679 Waring Ave., LLC v. Sosa
This text of 679 Waring Ave., LLC v. Sosa (679 Waring Ave., LLC v. Sosa) is published on Counsel Stack Legal Research, covering Appellate Terms of the Supreme Court of New York primary law. Counsel Stack provides free access to over 12 million legal documents including statutes, case law, regulations, and constitutions.
Opinion
| 679 Waring Ave., LLC v Sosa |
| 2023 NY Slip Op 50632(U) |
| Decided on June 26, 2023 |
| Appellate Term, First Department |
| Published by New York State Law Reporting Bureau pursuant to Judiciary Law § 431. |
| This opinion is uncorrected and will not be published in the printed Official Reports. |
Decided on June 26, 2023
SUPREME COURT, APPELLATE TERM, FIRST DEPARTMENT
PRESENT: Brigantti, J.P., Michael, James, JJ.
570549/22
against
Manuel Sosa and Joel Sosa, Respondents-Tenants-Appellants,
- and - John Doe and Jane Doe, Respondents.
Tenants, as limited by their brief, appeal from 1) an order of the Civil Court of the City of New York, Bronx County (Christel Fleur Garland, J.), dated August 10, 2022, which denied their motion to vacate a prior order on the basis of alleged fraud and misconduct, and 2) an order (same court and Judge), dated August 18, 2022, which denied their request to compel landlord to furnish an executed renewal lease in compliance with an order of DHCR, in a holdover summary proceeding.
Per Curiam.
Appeal from order (Christel Fleur Garland, J.), dated August 10, 2022, dismissed, without costs, as nonappealable.
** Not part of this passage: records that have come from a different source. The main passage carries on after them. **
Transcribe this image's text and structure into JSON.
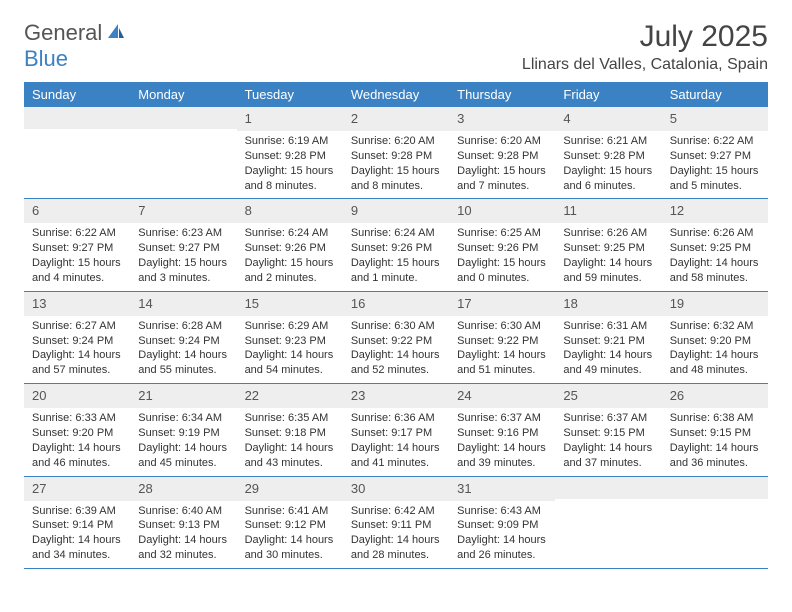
{
  "brand": {
    "general": "General",
    "blue": "Blue"
  },
  "title": "July 2025",
  "location": "Llinars del Valles, Catalonia, Spain",
  "colors": {
    "header_bg": "#3b82c4",
    "header_text": "#ffffff",
    "daynum_bg": "#eeeeee",
    "border": "#3b82c4",
    "text": "#333333"
  },
  "day_names": [
    "Sunday",
    "Monday",
    "Tuesday",
    "Wednesday",
    "Thursday",
    "Friday",
    "Saturday"
  ],
  "weeks": [
    [
      {
        "num": "",
        "sunrise": "",
        "sunset": "",
        "daylight": ""
      },
      {
        "num": "",
        "sunrise": "",
        "sunset": "",
        "daylight": ""
      },
      {
        "num": "1",
        "sunrise": "Sunrise: 6:19 AM",
        "sunset": "Sunset: 9:28 PM",
        "daylight": "Daylight: 15 hours and 8 minutes."
      },
      {
        "num": "2",
        "sunrise": "Sunrise: 6:20 AM",
        "sunset": "Sunset: 9:28 PM",
        "daylight": "Daylight: 15 hours and 8 minutes."
      },
      {
        "num": "3",
        "sunrise": "Sunrise: 6:20 AM",
        "sunset": "Sunset: 9:28 PM",
        "daylight": "Daylight: 15 hours and 7 minutes."
      },
      {
        "num": "4",
        "sunrise": "Sunrise: 6:21 AM",
        "sunset": "Sunset: 9:28 PM",
        "daylight": "Daylight: 15 hours and 6 minutes."
      },
      {
        "num": "5",
        "sunrise": "Sunrise: 6:22 AM",
        "sunset": "Sunset: 9:27 PM",
        "daylight": "Daylight: 15 hours and 5 minutes."
      }
    ],
    [
      {
        "num": "6",
        "sunrise": "Sunrise: 6:22 AM",
        "sunset": "Sunset: 9:27 PM",
        "daylight": "Daylight: 15 hours and 4 minutes."
      },
      {
        "num": "7",
        "sunrise": "Sunrise: 6:23 AM",
        "sunset": "Sunset: 9:27 PM",
        "daylight": "Daylight: 15 hours and 3 minutes."
      },
      {
        "num": "8",
        "sunrise": "Sunrise: 6:24 AM",
        "sunset": "Sunset: 9:26 PM",
        "daylight": "Daylight: 15 hours and 2 minutes."
      },
      {
        "num": "9",
        "sunrise": "Sunrise: 6:24 AM",
        "sunset": "Sunset: 9:26 PM",
        "daylight": "Daylight: 15 hours and 1 minute."
      },
      {
        "num": "10",
        "sunrise": "Sunrise: 6:25 AM",
        "sunset": "Sunset: 9:26 PM",
        "daylight": "Daylight: 15 hours and 0 minutes."
      },
      {
        "num": "11",
        "sunrise": "Sunrise: 6:26 AM",
        "sunset": "Sunset: 9:25 PM",
        "daylight": "Daylight: 14 hours and 59 minutes."
      },
      {
        "num": "12",
        "sunrise": "Sunrise: 6:26 AM",
        "sunset": "Sunset: 9:25 PM",
        "daylight": "Daylight: 14 hours and 58 minutes."
      }
    ],
    [
      {
        "num": "13",
        "sunrise": "Sunrise: 6:27 AM",
        "sunset": "Sunset: 9:24 PM",
        "daylight": "Daylight: 14 hours and 57 minutes."
      },
      {
        "num": "14",
        "sunrise": "Sunrise: 6:28 AM",
        "sunset": "Sunset: 9:24 PM",
        "daylight": "Daylight: 14 hours and 55 minutes."
      },
      {
        "num": "15",
        "sunrise": "Sunrise: 6:29 AM",
        "sunset": "Sunset: 9:23 PM",
        "daylight": "Daylight: 14 hours and 54 minutes."
      },
      {
        "num": "16",
        "sunrise": "Sunrise: 6:30 AM",
        "sunset": "Sunset: 9:22 PM",
        "daylight": "Daylight: 14 hours and 52 minutes."
      },
      {
        "num": "17",
        "sunrise": "Sunrise: 6:30 AM",
        "sunset": "Sunset: 9:22 PM",
        "daylight": "Daylight: 14 hours and 51 minutes."
      },
      {
        "num": "18",
        "sunrise": "Sunrise: 6:31 AM",
        "sunset": "Sunset: 9:21 PM",
        "daylight": "Daylight: 14 hours and 49 minutes."
      },
      {
        "num": "19",
        "sunrise": "Sunrise: 6:32 AM",
        "sunset": "Sunset: 9:20 PM",
        "daylight": "Daylight: 14 hours and 48 minutes."
      }
    ],
    [
      {
        "num": "20",
        "sunrise": "Sunrise: 6:33 AM",
        "sunset": "Sunset: 9:20 PM",
        "daylight": "Daylight: 14 hours and 46 minutes."
      },
      {
        "num": "21",
        "sunrise": "Sunrise: 6:34 AM",
        "sunset": "Sunset: 9:19 PM",
        "daylight": "Daylight: 14 hours and 45 minutes."
      },
      {
        "num": "22",
        "sunrise": "Sunrise: 6:35 AM",
        "sunset": "Sunset: 9:18 PM",
        "daylight": "Daylight: 14 hours and 43 minutes."
      },
      {
        "num": "23",
        "sunrise": "Sunrise: 6:36 AM",
        "sunset": "Sunset: 9:17 PM",
        "daylight": "Daylight: 14 hours and 41 minutes."
      },
      {
        "num": "24",
        "sunrise": "Sunrise: 6:37 AM",
        "sunset": "Sunset: 9:16 PM",
        "daylight": "Daylight: 14 hours and 39 minutes."
      },
      {
        "num": "25",
        "sunrise": "Sunrise: 6:37 AM",
        "sunset": "Sunset: 9:15 PM",
        "daylight": "Daylight: 14 hours and 37 minutes."
      },
      {
        "num": "26",
        "sunrise": "Sunrise: 6:38 AM",
        "sunset": "Sunset: 9:15 PM",
        "daylight": "Daylight: 14 hours and 36 minutes."
      }
    ],
    [
      {
        "num": "27",
        "sunrise": "Sunrise: 6:39 AM",
        "sunset": "Sunset: 9:14 PM",
        "daylight": "Daylight: 14 hours and 34 minutes."
      },
      {
        "num": "28",
        "sunrise": "Sunrise: 6:40 AM",
        "sunset": "Sunset: 9:13 PM",
        "daylight": "Daylight: 14 hours and 32 minutes."
      },
      {
        "num": "29",
        "sunrise": "Sunrise: 6:41 AM",
        "sunset": "Sunset: 9:12 PM",
        "daylight": "Daylight: 14 hours and 30 minutes."
      },
      {
        "num": "30",
        "sunrise": "Sunrise: 6:42 AM",
        "sunset": "Sunset: 9:11 PM",
        "daylight": "Daylight: 14 hours and 28 minutes."
      },
      {
        "num": "31",
        "sunrise": "Sunrise: 6:43 AM",
        "sunset": "Sunset: 9:09 PM",
        "daylight": "Daylight: 14 hours and 26 minutes."
      },
      {
        "num": "",
        "sunrise": "",
        "sunset": "",
        "daylight": ""
      },
      {
        "num": "",
        "sunrise": "",
        "sunset": "",
        "daylight": ""
      }
    ]
  ]
}
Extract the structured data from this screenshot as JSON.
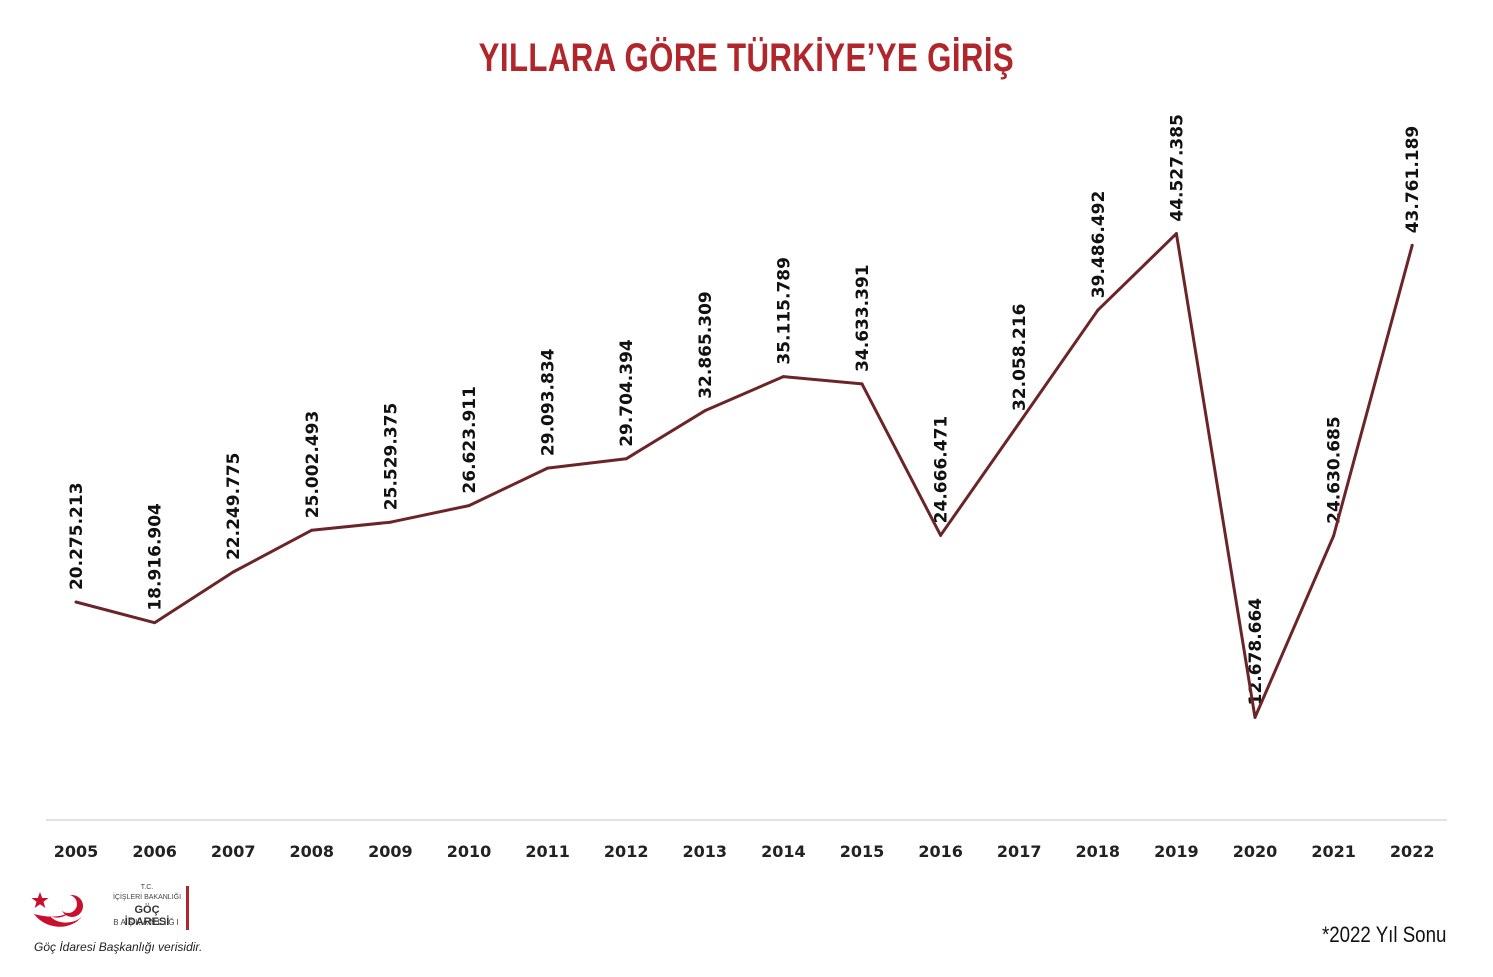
{
  "chart_data": {
    "type": "line",
    "title": "YILLARA GÖRE TÜRKİYE’YE GİRİŞ",
    "x": [
      "2005",
      "2006",
      "2007",
      "2008",
      "2009",
      "2010",
      "2011",
      "2012",
      "2013",
      "2014",
      "2015",
      "2016",
      "2017",
      "2018",
      "2019",
      "2020",
      "2021",
      "2022"
    ],
    "series": [
      {
        "values": [
          20275213,
          18916904,
          22249775,
          25002493,
          25529375,
          26623911,
          29093834,
          29704394,
          32865309,
          35115789,
          34633391,
          24666471,
          32058216,
          39486492,
          44527385,
          12678664,
          24630685,
          43761189
        ],
        "labels": [
          "20.275.213",
          "18.916.904",
          "22.249.775",
          "25.002.493",
          "25.529.375",
          "26.623.911",
          "29.093.834",
          "29.704.394",
          "32.865.309",
          "35.115.789",
          "34.633.391",
          "24.666.471",
          "32.058.216",
          "39.486.492",
          "44.527.385",
          "12.678.664",
          "24.630.685",
          "43.761.189"
        ],
        "color": "#6b2528"
      }
    ],
    "xlabel": "",
    "ylabel": "",
    "grid": false,
    "legend": "none"
  },
  "colors": {
    "title": "#b0262b",
    "line": "#6b2528",
    "axis": "#d9d9d9"
  },
  "logo": {
    "icon": "crescent-star-logo",
    "line1": "T.C.",
    "line2": "İÇİŞLERİ BAKANLIĞI",
    "line3": "GÖÇ İDARESİ",
    "line4": "BAŞKANLIĞI",
    "source": "Göç İdaresi Başkanlığı verisidir."
  },
  "footnote": "*2022 Yıl Sonu"
}
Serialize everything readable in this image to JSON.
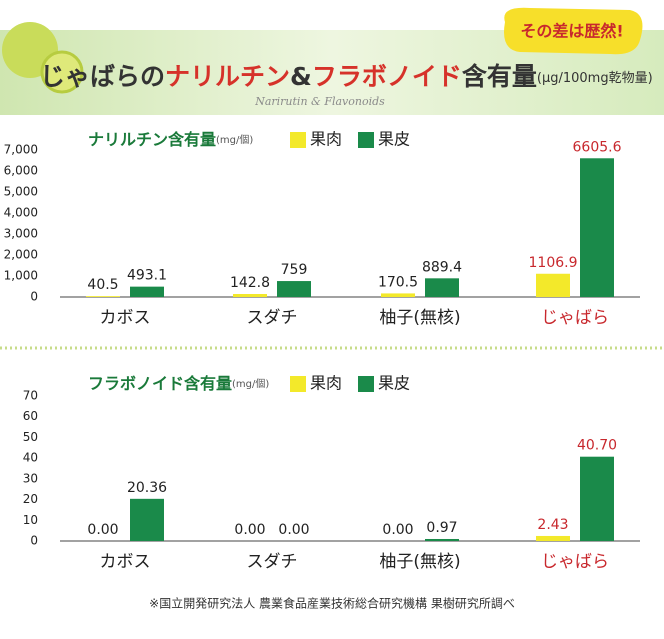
{
  "header": {
    "title_parts": [
      "じゃばらの",
      "ナリルチン",
      "&",
      "フラボノイド",
      "含有量"
    ],
    "unit": "(μg/100mg乾物量)",
    "subtitle": "Narirutin & Flavonoids",
    "badge": "その差は歴然!"
  },
  "chart_data": [
    {
      "type": "bar",
      "title": "ナリルチン含有量",
      "unit": "(mg/個)",
      "categories": [
        "カボス",
        "スダチ",
        "柚子(無核)",
        "じゃばら"
      ],
      "category_colors": [
        "#222222",
        "#222222",
        "#222222",
        "#c8282d"
      ],
      "series": [
        {
          "name": "果肉",
          "color": "#f3e92a",
          "values": [
            40.5,
            142.8,
            170.5,
            1106.9
          ]
        },
        {
          "name": "果皮",
          "color": "#1a8a4a",
          "values": [
            493.1,
            759,
            889.4,
            6605.6
          ]
        }
      ],
      "ylim": [
        0,
        7000
      ],
      "yticks": [
        0,
        {
          "value": 1000,
          "label": "1,000"
        },
        {
          "value": 2000,
          "label": "2,000"
        },
        {
          "value": 3000,
          "label": "3,000"
        },
        {
          "value": 4000,
          "label": "4,000"
        },
        {
          "value": 5000,
          "label": "5,000"
        },
        {
          "value": 6000,
          "label": "6,000"
        },
        {
          "value": 7000,
          "label": "7,000"
        }
      ]
    },
    {
      "type": "bar",
      "title": "フラボノイド含有量",
      "unit": "(mg/個)",
      "categories": [
        "カボス",
        "スダチ",
        "柚子(無核)",
        "じゃばら"
      ],
      "category_colors": [
        "#222222",
        "#222222",
        "#222222",
        "#c8282d"
      ],
      "series": [
        {
          "name": "果肉",
          "color": "#f3e92a",
          "values": [
            0,
            0,
            0,
            2.43
          ],
          "value_labels": [
            "0.00",
            "0.00",
            "0.00",
            "2.43"
          ]
        },
        {
          "name": "果皮",
          "color": "#1a8a4a",
          "values": [
            20.36,
            0,
            0.97,
            40.7
          ],
          "value_labels": [
            "20.36",
            "0.00",
            "0.97",
            "40.70"
          ]
        }
      ],
      "ylim": [
        0,
        70
      ],
      "yticks": [
        0,
        10,
        20,
        30,
        40,
        50,
        60,
        70
      ]
    }
  ],
  "footnote": "※国立開発研究法人 農業食品産業技術総合研究機構 果樹研究所調べ"
}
Appeal from order (Christel Fleur Garland, J.), dated August 18, 2022, dismissed, without costs, as academic.
Despite tenants' denomination of their February 11, 2022 motion as one to vacate a prior (unappealed) order on the ground of fraud or misrepresentation (see CPLR 5015[a][3]), the motion was, in actuality, a motion for leave to reargue, and Civil Court properly treated it as such, "since it merely reiterated previously raised arguments, and presented no new material evidence" (Kaminer v Wexler, 40 AD3d 405, 406 [2007], lv dismissed 9 NY3d 955, 975 [2007]; see Cangro v Cangro, 272 AD2d 286 [2000]). Indeed, the purported new facts concerning the building superintendent's status as an agent, rather than an employee of landlord, were known at the time of the prior motion and specifically addressed in tenants' counsel's May 12, 2021 affirmation. Accordingly, the appeal from the August 10, 2022 order is dismissed, as no appeal lies from the denial of a motion for reargument (see Brito v Allstate Ins. Co., 135 AD3d 568 [2016]; Matter of Suzanne v Suzanne, 69 AD3d 1011 [2010]). Were we to reach the merits, we would, in any event affirm.
Tenants' contentions regarding the August 18, 2022 order have been rendered academic by the parties' stipulation dated May 8, 2023, resolving, among other things, the parties' dispute regarding landlord's compliance with an order issued by DHCR.
THIS CONSTITUTES THE DECISION AND ORDER OF THE COURT.